Malaysian stocks ended lower on Wednesday to snap a nine-day winning streak as investors booked profits ahead of the release of fourth-quarter GDP data.
The Kuala Lumpur Composite Index, up nearly eight percent over the past two weeks, closed down 0.32 percent at 872.03 points, off the day's low of 866.17.
Volume was a strong 906 million shares, with 587 decliners and 295 gainers.
But shares in second-largest lender Commerce bucked the trend with a three percent rise to 5.35 ringgit ($1.40) following an overall re-rating of local banks following Singapore's Temasek news.
Singapore's state investment agency Temasek Holdings is set to buy 30 percent of Malaysia's smallest lender Alliance Bank at over two times book value, a new pricing benchmark.
Banks like Commerce trade at only 1.6-1.7 times book value.
Prime Minister Abdullah Ahmad Badawi's decision to skip this weekend's G-15 meeting in Venezuela boosted weeks-old speculation that snap elections would be held next month.
Shares of AMMB, the country's fifth-largest lender, were suspended pending an announcement on Friday.
AMMB said it would take finance unit AMFB Holdings private and list its investment bank in a restructuring to be detailed on Friday.

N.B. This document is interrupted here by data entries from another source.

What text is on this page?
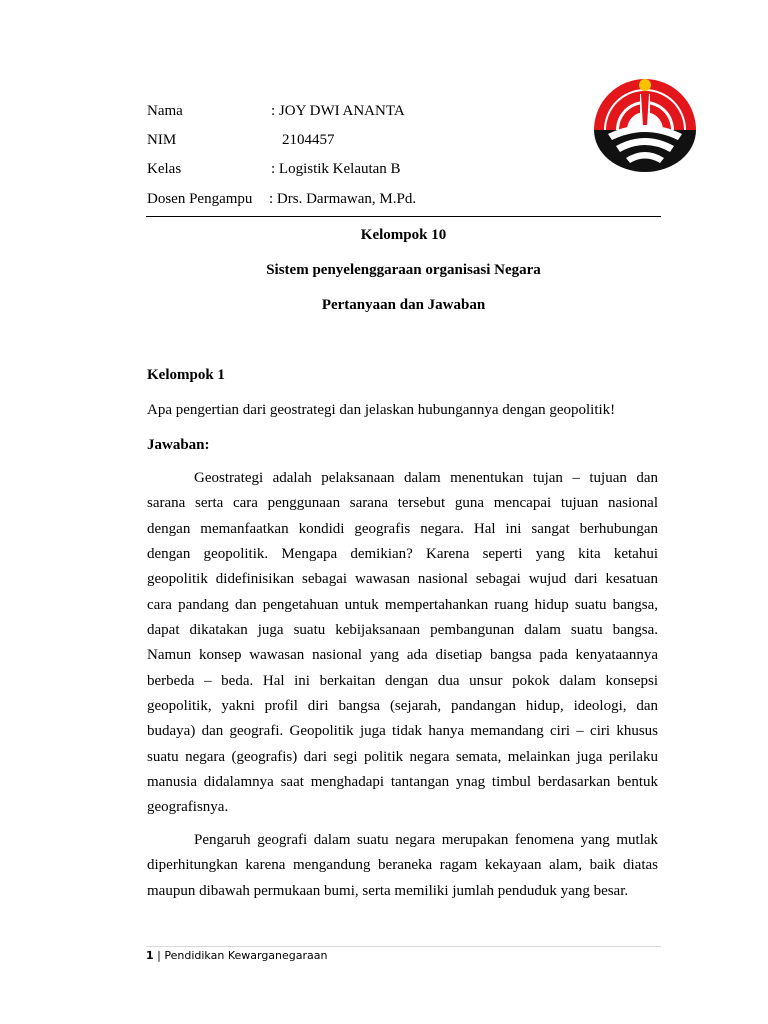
Nama	: JOY DWI ANANTA
NIM	2104457
Kelas	: Logistik Kelautan B
Dosen Pengampu : Drs. Darmawan, M.Pd.
Kelompok 10
Sistem penyelenggaraan organisasi Negara
Pertanyaan dan Jawaban
Kelompok 1
Apa pengertian dari geostrategi dan jelaskan hubungannya dengan geopolitik!
Jawaban:
Geostrategi adalah pelaksanaan dalam menentukan tujan – tujuan dan
sarana serta cara penggunaan sarana tersebut guna mencapai tujuan nasional
dengan memanfaatkan kondidi geografis negara. Hal ini sangat berhubungan
dengan geopolitik. Mengapa demikian? Karena seperti yang kita ketahui
geopolitik didefinisikan sebagai wawasan nasional sebagai wujud dari kesatuan
cara pandang dan pengetahuan untuk mempertahankan ruang hidup suatu bangsa,
dapat dikatakan juga suatu kebijaksanaan pembangunan dalam suatu bangsa.
Namun konsep wawasan nasional yang ada disetiap bangsa pada kenyataannya
berbeda – beda. Hal ini berkaitan dengan dua unsur pokok dalam konsepsi
geopolitik, yakni profil diri bangsa (sejarah, pandangan hidup, ideologi, dan
budaya) dan geografi. Geopolitik juga tidak hanya memandang ciri – ciri khusus
suatu negara (geografis) dari segi politik negara semata, melainkan juga perilaku
manusia didalamnya saat menghadapi tantangan ynag timbul berdasarkan bentuk
geografisnya.
Pengaruh geografi dalam suatu negara merupakan fenomena yang mutlak
diperhitungkan karena mengandung beraneka ragam kekayaan alam, baik diatas
maupun dibawah permukaan bumi, serta memiliki jumlah penduduk yang besar.
1 | Pendidikan Kewarganegaraan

The shares are suspended for three days from Thursday.
Fund managers said investors had already priced in expectations of strong gross domestic product growth in the last quarter of 2003, and were likely to continue taking profit unless there were surprises to the upside.
"The index has already shot up a lot. In fact, a bit too much, too fast," said Choo Swee Kee, a fund manager who oversees 700 million ringgit ($184 million) at KLCS Asset Management.
A Reuters poll on Tuesday estimated Malaysia's economy grew by 5.7 percent in the October-December period and 5.0 percent for the whole of 2003.